De acordo com Fernando Damasco, gerente de Territórios Tradicionais e Áreas Protegidas da Diretoria de Geociências do IBGE, o mapeamento da população indígena pelo órgão estatístico “é um dado que, efetivamente, pode mudar o curso da atenção estatal aos povos indígenas”. Segundo ele, o Censo pode ajudar as instituições que trabalham com essa população, como a Fundação Nacional dos Povos Indígenas e a Secretaria de Saúde Indígena (Sesai), para orientar as suas ações e dimensionar a aplicação de recursos públicos.
Sobre o marco temporal
O marco temporal, tese abraçada por ruralistas, está em análise pelo Supremo Tribunal Federal (STF). O Tribunal está julgando um caso de repercussão geral para decidir se esse entendimento é constitucional e aplicável para todos os processos de demarcação.
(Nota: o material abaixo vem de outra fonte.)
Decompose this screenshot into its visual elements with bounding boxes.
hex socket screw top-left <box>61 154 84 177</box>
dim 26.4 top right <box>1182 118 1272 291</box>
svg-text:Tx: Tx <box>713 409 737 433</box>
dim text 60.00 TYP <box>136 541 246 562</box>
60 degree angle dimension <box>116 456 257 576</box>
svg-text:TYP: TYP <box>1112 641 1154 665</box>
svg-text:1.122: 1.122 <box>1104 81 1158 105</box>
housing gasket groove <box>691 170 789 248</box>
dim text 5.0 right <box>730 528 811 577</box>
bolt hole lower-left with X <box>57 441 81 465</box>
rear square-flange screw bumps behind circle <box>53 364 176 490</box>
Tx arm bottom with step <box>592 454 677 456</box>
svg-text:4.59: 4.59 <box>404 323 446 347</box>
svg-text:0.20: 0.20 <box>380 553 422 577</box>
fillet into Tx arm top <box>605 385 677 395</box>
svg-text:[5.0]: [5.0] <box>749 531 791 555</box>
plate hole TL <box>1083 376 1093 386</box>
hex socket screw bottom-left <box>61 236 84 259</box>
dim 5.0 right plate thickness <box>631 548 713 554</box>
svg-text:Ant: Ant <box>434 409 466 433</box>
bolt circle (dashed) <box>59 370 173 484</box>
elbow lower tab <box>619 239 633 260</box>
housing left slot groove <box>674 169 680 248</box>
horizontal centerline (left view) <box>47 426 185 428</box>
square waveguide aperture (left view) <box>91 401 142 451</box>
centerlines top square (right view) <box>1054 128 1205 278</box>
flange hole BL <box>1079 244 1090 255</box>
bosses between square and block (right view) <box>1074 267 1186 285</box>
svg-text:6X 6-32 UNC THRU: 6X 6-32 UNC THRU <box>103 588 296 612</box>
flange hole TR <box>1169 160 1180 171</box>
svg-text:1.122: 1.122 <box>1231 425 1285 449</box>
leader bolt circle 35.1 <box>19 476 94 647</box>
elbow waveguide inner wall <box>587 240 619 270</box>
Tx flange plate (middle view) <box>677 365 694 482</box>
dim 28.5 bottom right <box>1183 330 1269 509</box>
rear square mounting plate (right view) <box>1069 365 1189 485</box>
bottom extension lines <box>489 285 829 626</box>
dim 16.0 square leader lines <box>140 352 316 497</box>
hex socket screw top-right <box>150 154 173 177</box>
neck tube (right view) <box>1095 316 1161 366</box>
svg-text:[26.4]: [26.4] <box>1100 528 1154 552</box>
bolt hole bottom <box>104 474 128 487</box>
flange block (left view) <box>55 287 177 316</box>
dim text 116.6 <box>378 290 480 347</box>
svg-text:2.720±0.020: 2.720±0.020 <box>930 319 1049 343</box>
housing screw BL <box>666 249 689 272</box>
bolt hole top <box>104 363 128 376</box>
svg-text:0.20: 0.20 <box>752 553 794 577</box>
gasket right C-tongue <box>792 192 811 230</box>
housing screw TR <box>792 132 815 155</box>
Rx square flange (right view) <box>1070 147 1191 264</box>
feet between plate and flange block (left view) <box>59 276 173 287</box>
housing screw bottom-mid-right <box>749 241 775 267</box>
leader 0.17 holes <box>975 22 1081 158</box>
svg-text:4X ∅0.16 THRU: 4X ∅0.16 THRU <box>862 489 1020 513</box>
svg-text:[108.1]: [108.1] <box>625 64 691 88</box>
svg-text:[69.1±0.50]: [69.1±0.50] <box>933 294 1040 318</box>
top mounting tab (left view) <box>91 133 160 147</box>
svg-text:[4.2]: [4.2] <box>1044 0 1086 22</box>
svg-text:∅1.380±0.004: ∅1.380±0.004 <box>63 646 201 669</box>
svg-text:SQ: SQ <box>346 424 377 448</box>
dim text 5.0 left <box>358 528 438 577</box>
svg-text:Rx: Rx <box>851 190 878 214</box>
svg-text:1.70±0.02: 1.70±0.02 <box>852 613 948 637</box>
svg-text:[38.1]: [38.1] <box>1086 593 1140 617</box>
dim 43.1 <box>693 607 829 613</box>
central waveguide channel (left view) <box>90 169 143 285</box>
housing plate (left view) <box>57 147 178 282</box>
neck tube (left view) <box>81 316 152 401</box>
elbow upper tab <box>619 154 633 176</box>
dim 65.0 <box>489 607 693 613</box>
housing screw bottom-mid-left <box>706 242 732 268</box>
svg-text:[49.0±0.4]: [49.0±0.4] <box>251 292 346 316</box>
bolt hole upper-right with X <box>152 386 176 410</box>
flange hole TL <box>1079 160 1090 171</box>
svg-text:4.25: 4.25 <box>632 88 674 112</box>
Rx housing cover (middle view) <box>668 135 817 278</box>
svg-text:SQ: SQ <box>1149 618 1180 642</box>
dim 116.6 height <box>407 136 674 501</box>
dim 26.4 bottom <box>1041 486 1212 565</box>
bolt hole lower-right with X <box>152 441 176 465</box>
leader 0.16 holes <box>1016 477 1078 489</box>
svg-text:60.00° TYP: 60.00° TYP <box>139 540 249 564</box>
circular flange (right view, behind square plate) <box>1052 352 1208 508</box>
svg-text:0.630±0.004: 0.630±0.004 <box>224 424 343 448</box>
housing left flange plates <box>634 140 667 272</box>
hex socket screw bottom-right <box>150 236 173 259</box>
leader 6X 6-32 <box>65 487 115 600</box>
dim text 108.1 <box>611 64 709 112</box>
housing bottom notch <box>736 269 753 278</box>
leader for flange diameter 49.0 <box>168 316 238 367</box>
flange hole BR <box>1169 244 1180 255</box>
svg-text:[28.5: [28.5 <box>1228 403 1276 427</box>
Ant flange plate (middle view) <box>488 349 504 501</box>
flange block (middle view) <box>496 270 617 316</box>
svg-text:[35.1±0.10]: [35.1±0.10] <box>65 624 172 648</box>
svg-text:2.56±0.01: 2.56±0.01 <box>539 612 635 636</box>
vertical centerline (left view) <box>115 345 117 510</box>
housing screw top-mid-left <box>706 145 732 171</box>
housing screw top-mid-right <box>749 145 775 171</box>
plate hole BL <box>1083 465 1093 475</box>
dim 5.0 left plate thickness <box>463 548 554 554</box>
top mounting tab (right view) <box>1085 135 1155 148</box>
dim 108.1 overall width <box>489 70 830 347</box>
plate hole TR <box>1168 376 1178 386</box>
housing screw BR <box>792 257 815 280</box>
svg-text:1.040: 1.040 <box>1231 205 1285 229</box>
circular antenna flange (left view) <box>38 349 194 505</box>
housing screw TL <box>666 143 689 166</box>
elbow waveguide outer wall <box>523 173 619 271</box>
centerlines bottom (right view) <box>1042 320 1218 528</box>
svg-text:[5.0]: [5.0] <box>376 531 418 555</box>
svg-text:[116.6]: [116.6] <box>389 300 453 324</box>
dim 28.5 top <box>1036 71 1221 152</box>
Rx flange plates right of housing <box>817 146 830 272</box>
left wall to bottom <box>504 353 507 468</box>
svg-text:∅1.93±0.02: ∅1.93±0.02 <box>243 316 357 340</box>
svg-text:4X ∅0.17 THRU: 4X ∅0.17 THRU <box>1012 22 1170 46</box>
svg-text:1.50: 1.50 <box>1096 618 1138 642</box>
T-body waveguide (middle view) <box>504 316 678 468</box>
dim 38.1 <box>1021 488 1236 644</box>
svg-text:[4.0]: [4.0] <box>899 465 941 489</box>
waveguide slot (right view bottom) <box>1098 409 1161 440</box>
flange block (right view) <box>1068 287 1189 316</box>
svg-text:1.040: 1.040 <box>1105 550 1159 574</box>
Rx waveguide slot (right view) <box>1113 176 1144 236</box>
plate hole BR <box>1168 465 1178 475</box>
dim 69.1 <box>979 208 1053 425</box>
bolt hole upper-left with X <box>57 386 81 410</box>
Por enquanto, o placar está favorável aos indígenas, que tiveram votos contrários ao marco temporal do relator Edson Fachin e de Alexandre de Moraes, enquanto Nunes Marques divergiu. O julgamento está parado após pedido de vista de André Mendonça, que prometeu devolver o caso ao plenário antes da aposentadoria de Rosa Weber, que ocorrerá em outubro.
Paralelamente a isso, a Câmara dos Deputados aprovou, no final de maio, o Projeto de Lei 490/07, que institui o marco temporal na legislação brasileira, além de promover outras mudanças rechaçadas por lideranças indígenas. O projeto está em tramitação no Senado com o número 2.903/22 e deve ser apreciado na Comissão de Agricultura e Reforma Agrária nas próximas semanas.